Since the country is stuck with daylight saving time for at least the immediate future, there are ways to ease into the time change. In the weeks leading up to daylight saving time, prioritize your sleep, Malow says, and make sure you’re not sleep deprived before losing an hour of sleep. (The necessary number of hours of sleep varies from person to person, but the CDC recommends adults get between seven and nine hours a night.)

Then, try to go to bed 10 to 15 minutes earlier each night the week before the time changes. “A 10-minute shift is a lot less of a jolt to the system than an hour,” Malow says. But if you’re not sleepy enough for an advanced bedtime, prioritize waking up 10 to 15 minutes earlier, Wu says, since you can more easily control when you rise, not when you fall asleep.

Parents can implement this subtle change in their children’s sleep schedules as well. If they’re resistant to waking up earlier, don’t worry, Wu says — they’ll adjust on their own. “Kids tend to be morning people anyway,” she says. “If the clock shifts one hour, it doesn’t really mess with them that much because they’re still getting up early.” For teens, who are natural night owls and are often sleep deprived, Wu advises parents to guide their teenagers toward less screen time at night and a long wind-down time prior to bed. “If you can, try your best to plan for at least eight hours of sleep knowing that you’re gonna have to wake up at X hour in the morning in the new time,” Wu says.

While infants and pets who aren’t as regimented with their sleep might not be as amenable to a change in when they wake up, parents (to both humans and pets) should still acclimate themselves to a slightly earlier bedtime for an easier transition.
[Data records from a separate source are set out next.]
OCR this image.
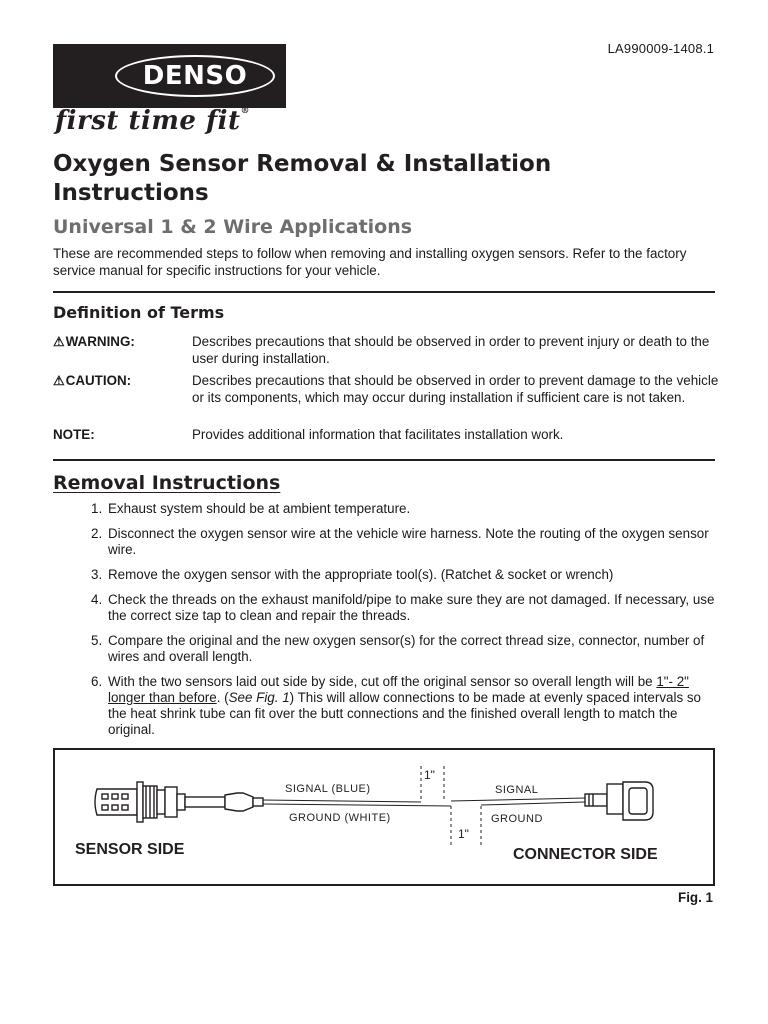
LA990009-1408.1
DENSO
first time fit®
Oxygen Sensor Removal & Installation Instructions
Universal 1 & 2 Wire Applications
These are recommended steps to follow when removing and installing oxygen sensors. Refer to the factory service manual for specific instructions for your vehicle.
Definition of Terms
⚠WARNING:	Describes precautions that should be observed in order to prevent injury or death to the user during installation.
⚠CAUTION:	Describes precautions that should be observed in order to prevent damage to the vehicle or its components, which may occur during installation if sufficient care is not taken.
NOTE:	Provides additional information that facilitates installation work.
Removal Instructions
1. Exhaust system should be at ambient temperature.
2. Disconnect the oxygen sensor wire at the vehicle wire harness. Note the routing of the oxygen sensor wire.
3. Remove the oxygen sensor with the appropriate tool(s). (Ratchet & socket or wrench)
4. Check the threads on the exhaust manifold/pipe to make sure they are not damaged. If necessary, use the correct size tap to clean and repair the threads.
5. Compare the original and the new oxygen sensor(s) for the correct thread size, connector, number of wires and overall length.
6. With the two sensors laid out side by side, cut off the original sensor so overall length will be 1"- 2" longer than before. (See Fig. 1) This will allow connections to be made at evenly spaced intervals so the heat shrink tube can fit over the butt connections and the finished overall length to match the original.
1"
1"
SIGNAL (BLUE)
GROUND (WHITE)
SIGNAL
GROUND
SENSOR SIDE	CONNECTOR SIDE
Fig. 1
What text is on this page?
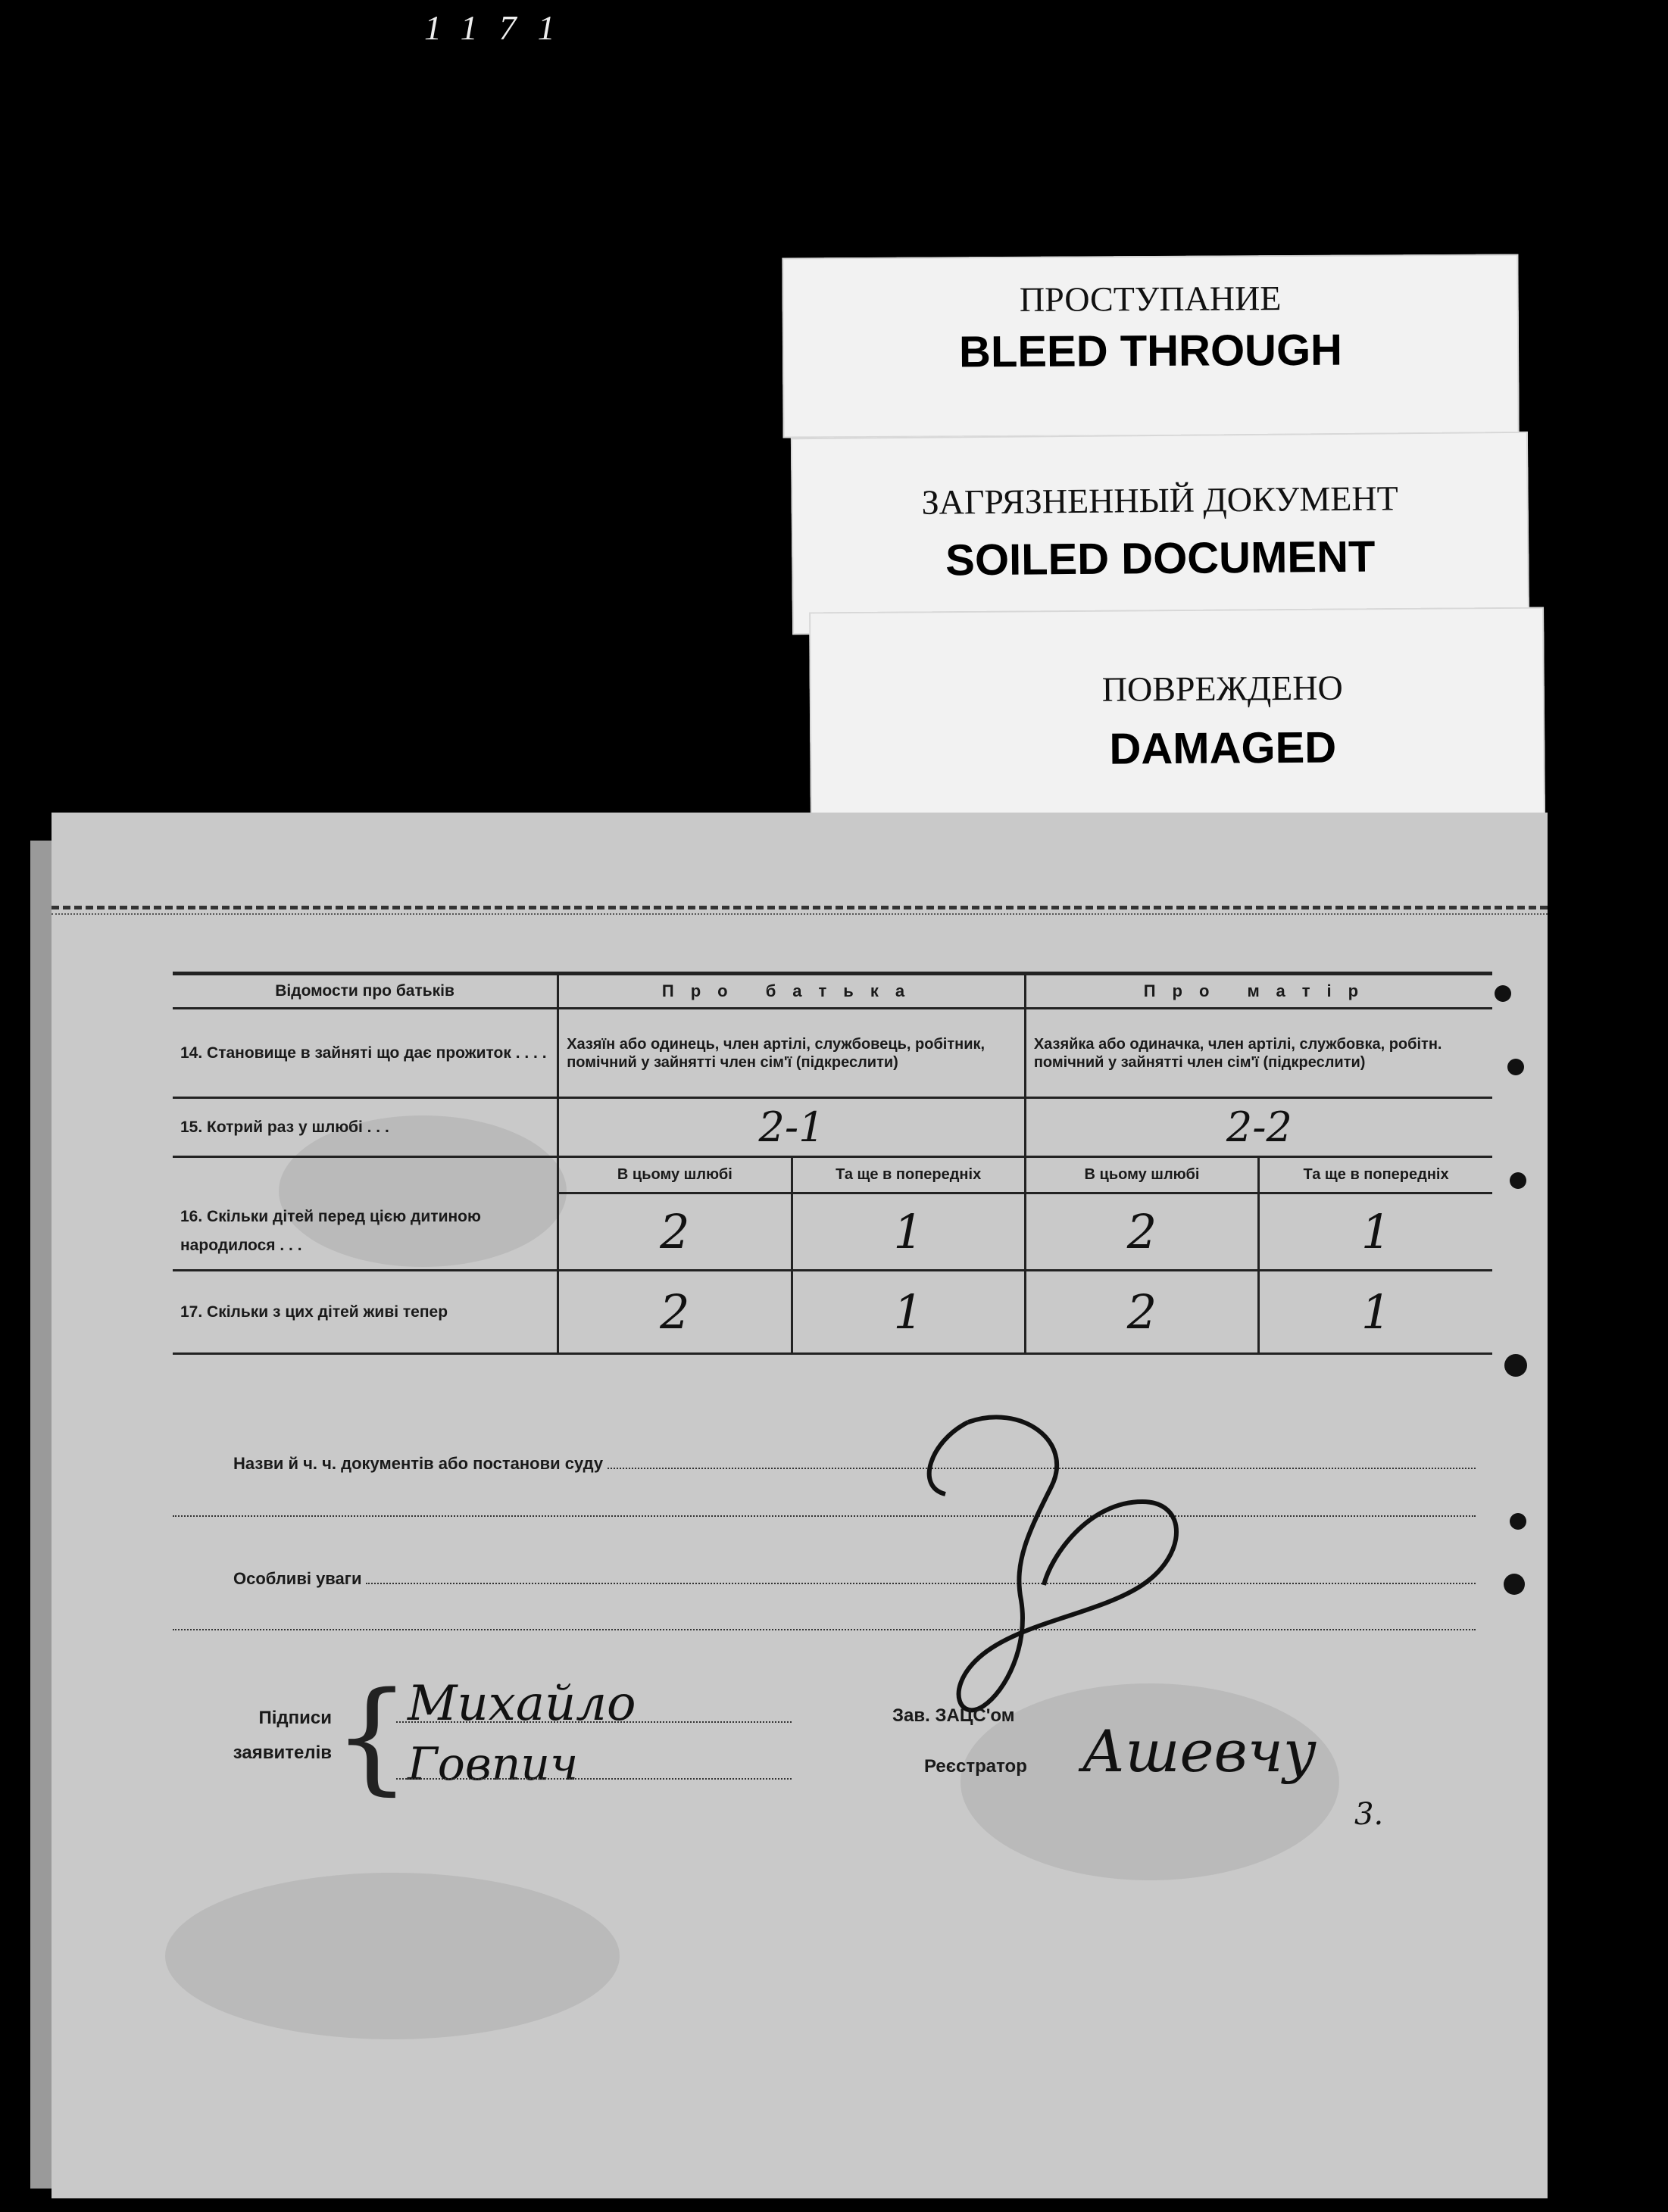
1171
ПРОСТУПАНИЕ
BLEED THROUGH
ЗАГРЯЗНЕННЫЙ ДОКУМЕНТ
SOILED DOCUMENT
ПОВРЕЖДЕНО
DAMAGED
Відомости про батьків	Про батька		Про матір	
14. Становище в зайняті що дає прожиток . . . .	Хазяїн або одинець, член артілі, службовець, робітник, помічний у зайнятті член сім'ї (підкреслити)		Хазяйка або одиначка, член артілі, службовка, робітн. помічний у зайнятті член сім'ї (підкреслити)	
15. Котрий раз у шлюбі . . .	2-1		2-2	
	В цьому шлюбі	Та ще в попередніх	В цьому шлюбі	Та ще в попередніх
16. Скільки дітей перед цією дитиною народилося . . .	2	1	2	1
17. Скільки з цих дітей живі тепер	2	1	2	1
Назви й ч. ч. документів або постанови суду
Особливі уваги
Підписи
заявителів {
Михайло
Говпич
Зав. ЗАЦС'ом
Реєстратор Ашевчу
3.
Try feeding your pets a few minutes ahead of schedule each day leading up to daylight saving time so they’ll be properly adjusted.

On Sunday morning, fight the urge to sleep in an hour later to compensate for the lost time — wake up around the same time you usually do on Sunday mornings, Malow says. If you typically attend a 9 am yoga class or religious service, keep those plans. Try to get outside in the morning, too, “because that will also reset your clock,” Malow says. Get the family together and go for a walk to ensure everyone gets their dose of daylight. If you have a sunrise alarm clock or a light box, these artificial light sources are also sufficient sources of light and can help get your circadian rhythm back on track, Vyas says.

“The remedy,” Vyas says, “is to ease into the time change so that it is not as jarring for the body when it happens.”